On the Authorized connections dialog, in the Last authenticated connection initiator field, enter the SNC-name of the application servers that will be transferring print jobs to this SAPlpd using SNC.

This is the value of the snc/identity/as key from the instance profile on the Safeguard Authentication Services-enabled SAP Server. See Enabling SNC on the SAP server.
Click Authorize to add this name to the list of authorized connection initiators.
Close all open SAPlpd dialogs by clicking their respective OKbuttons.

Your front-end desktop is now configured to securely connect.

Configuring SAPlpd on the SAP server

SAP server configuration > Configuring SAPlpd on the SAP server

To configure SAPlpd on the SAP server

Create a new output device (Printer) by navigating to Configuration > Output devices from the Spool Administration screen.

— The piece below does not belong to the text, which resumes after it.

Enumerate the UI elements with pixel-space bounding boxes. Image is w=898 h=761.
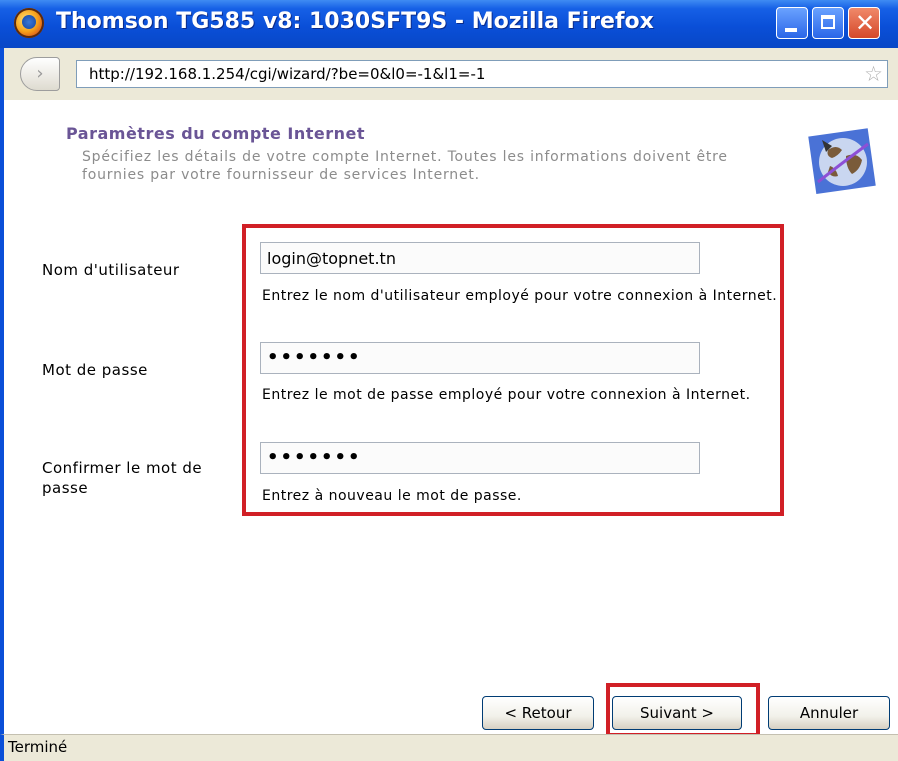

You can apply these same settings to an existing device.
Click the Device Attributes tab.
Enter the appropriate information:
- Output Device
- Short name
- Device Type
- Spool Server
To populate the Spool Server field, press F4 or click , the folder icon next to the Spool Server field, to list all the application servers with a color-coded background. The application servers running a spool process are highlighted in green.
Click the Access Method tab.
Set the Host Spool Access Method to S: Print Using SAP Protocol.
Enter the host name of the printer.
Enter the host name of the front-end system as the Destination host.
Select the Do Not Query Host Spooler for Output Status option.
Select the Security tab and select a level of security:
- Only Authentication
- Integrity Protection
- Privacy Protection
To set SNC as required, change Security Mode to Only Use Secure Transfer.
In the Identity of the Remote SAPlpd for the Security System field, enter the SNC name in the following format:
```
u:samaccountname@realm
```
This is the Active Directory user who will be logged in when using this instance of SAPlpd.
Save the changes and exit the Spool Administration screens.